Gesellschaft des Respekts
Ansonsten betont Scholz, er wolle eine »Gesellschaft des Respekts«. Diese könne erreicht werden, wenn es etwa mehr Anerkennung für Arbeiterberufe und Pflegende gebe. Außerdem verspricht Scholz, unter anderem gegen niedrige Löhne, explodierende Mieten und harte Arbeitsbedingungen ohne Tarifverträge vorgehen zu wollen. »Diese Missstände sind Gift für den Zusammenhalt in unserem Land«, erklärt er.
Wenn Scholz tatsächlich nach der Bundestagswahl am 26. September neuer Kanzler werden sollte, sind aber keine großen Schritte von ihm zu erwarten. Scholz lobt unter anderem das Lieferkettengesetz der Bundesregierung.

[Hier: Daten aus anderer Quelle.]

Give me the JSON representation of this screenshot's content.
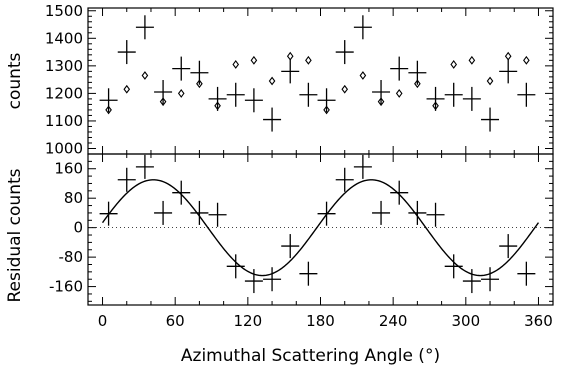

Dabei fehlt nach Angaben der Linksfraktion eine zivilrechtliche Haftung. Hinzu kommt, dass für Plantagen oder Minen, wo die meisten Menschenrechtsverletzungen passieren, keine vollumfänglichen Sorgfaltspflichten gelten, hatte die Linke-Politikerin Eva-Maria Schreiber im Juni kritisiert.
In der nach seiner Rede folgenden Diskussionsrunde muss sich Scholz einigen Fragen stellen. DIW-Chef Marcel Fratzscher weist darauf hin, dass das derzeitige Rentensystem Menschen benachteilige, die hart arbeiten und wenig verdienen. Denn sie bekommen eine niedrigere Rente und sterben früher. Deswegen will Fratzscher mit Scholz über Lebensarbeitszeit und Renteneintrittsalter diskutieren. Doch der SPD-Mann flüchtet sich in lobende Worte über die von der Koalition beschlossene Grundrente, die immerhin vielen langjährig Versicherten hilft.
Am Ende gibt sich Scholz selbstironisch. Wie er vier Jahre Kanzlerschaft bilanzieren würde? »Ganz ordentlich gelaufen. Das ist in Hamburg, wo ich herkomme, das Maximum.« Scholz grinst. Menschen im Publikum und auf der Bühne lachen. Vielleicht ist es auch seine trockene Art, die Scholz in den Umfragen Pluspunkte einbringt und ihn zum derzeit beliebtesten Kandidaten macht. Sie erinnert zuweilen an den Stil von Amtsinhaberin Angela Merkel. Das DIW hat auch die Konkurrenten des SPD-Politikers eingeladen. Annalena Baerbock von den Grünen ist am 20. August zu Gast, CDU-Chef Armin Laschet am 24. August.